Avec des rendements à la hausse, au point de talonner parfois ceux du blé, l'orge est en progression en Bretagne, notamment chez les producteurs de lait, qui mettent à profit une récolte précoce pour implanter une dérobée valorisée par le troupeau. Pour tester variétés et fongicides, les chambres d'agriculture de Bretagne ont implanté trois plateformes d'essai. Et invité les agriculteurs à découvrir celle du Drennec (29) le 20 mai.

"Il faut bien évaluer le rendement potentiel de la culture, pour ne pas pénaliser le rendement". Conseillère agronomie-cultures à la chambre d'agriculture du Finistère, Cécile Goupille fait le point sur la fertilisation azotée de l'orge. Et en profite pour faire part des derniers essais en la matière. "Habituellement, on apporte 40 unités d'azote au tallage et le solde au stade épi 1 cm. Arvalis a testé un fractionnement en trois apports, début tallage, fin tallage et dernière feuille.
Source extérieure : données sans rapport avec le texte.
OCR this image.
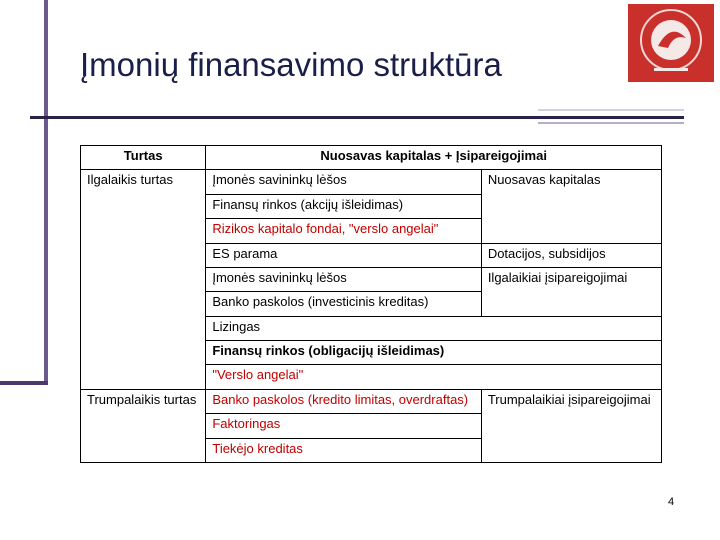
Įmonių finansavimo struktūra
Turtas	Nuosavas kapitalas + Įsipareigojimai	
Ilgalaikis turtas	Įmonės savininkų lėšos	Nuosavas kapitalas
	Finansų rinkos (akcijų išleidimas)	
	Rizikos kapitalo fondai, "verslo angelai"	
	ES parama	Dotacijos, subsidijos
	Įmonės savininkų lėšos	Ilgalaikiai įsipareigojimai
	Banko paskolos (investicinis kreditas)	
	Lizingas	
	Finansų rinkos (obligacijų išleidimas)	
	"Verslo angelai"	
Trumpalaikis turtas	Banko paskolos (kredito limitas, overdraftas)	Trumpalaikiai įsipareigojimai
	Faktoringas	
	Tiekėjo kreditas	
4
Le rendement a progressé de 4 q/ha, le taux de protéines de 0,34".

2 ou 3 apports d'azote

Mais le troisième apport peut être compliqué à gérer. "Il faut 5 à 10 mm de pluie pour qu'il soit bien valorisé". Un compromis consisterait à rester à deux apports mais à les décaler dans le temps, fin de tallage et un nœud. "Dans les conditions de l'essai, le gain a été de 2,5 q/ha et de 0,26 pour le taux de protéines".

Pour connaître avec précision les besoins des cultures, les agriculteurs peuvent désormais s'appuyer sur les nouvelles technologies, satellites, drones... "On estime qu'un tiers des céréales est sous-fertilisé, rappelle Cécile Goupille. Ces outils de pilotage, qui vont jusqu'à moduler les apports dans la parcelle, vont permettre d'ajuster la fertilisation au plus près des besoins".

1 ou 2 fongicides

Rhynchosporiose, helminthosporiose, grillures polliniques... : fréquentes sur orge, ces maladies peuvent entraîner une baisse de rendement de 5 à 20 q/ha. "Toutes les semaines, le bulletin de santé du végétal, consultable sur le site Internet Synagri, permet de connaître la progression de ces maladies, indique Odile Le Du, conseillère agronomie-cultures à la chambre d'agriculture du Finistère. Mais, pour traiter au bon moment, il faut suivre ses cultures toutes les semaines, examiner 20 plantes dans la parcelle et, à partir de ces 60 feuilles, voir si le seuil est atteint".

Choisir des variétés tolérantes permet de retarder ce seuil. "L'objectif et d'essayer de se limiter à un seul traitement. Ou, si on en fait deux, de diminuer les doses. Et de varier les matières actives pour diminuer les résistances". En plus des comparaisons de produits, avec des stratégies à un ou deux passages, la plateforme d'essais va aussi essayer des méthodes alternatives, en utilisant des stimulateurs des défenses naturelles des plantes. "Et nous allons aussi tester la suppression du régulateur et la sensibilité des variétés à la verse", rajoute Louis Le Roux, conseiller agronomie-cultures à la chambre d'agriculture du Finistère.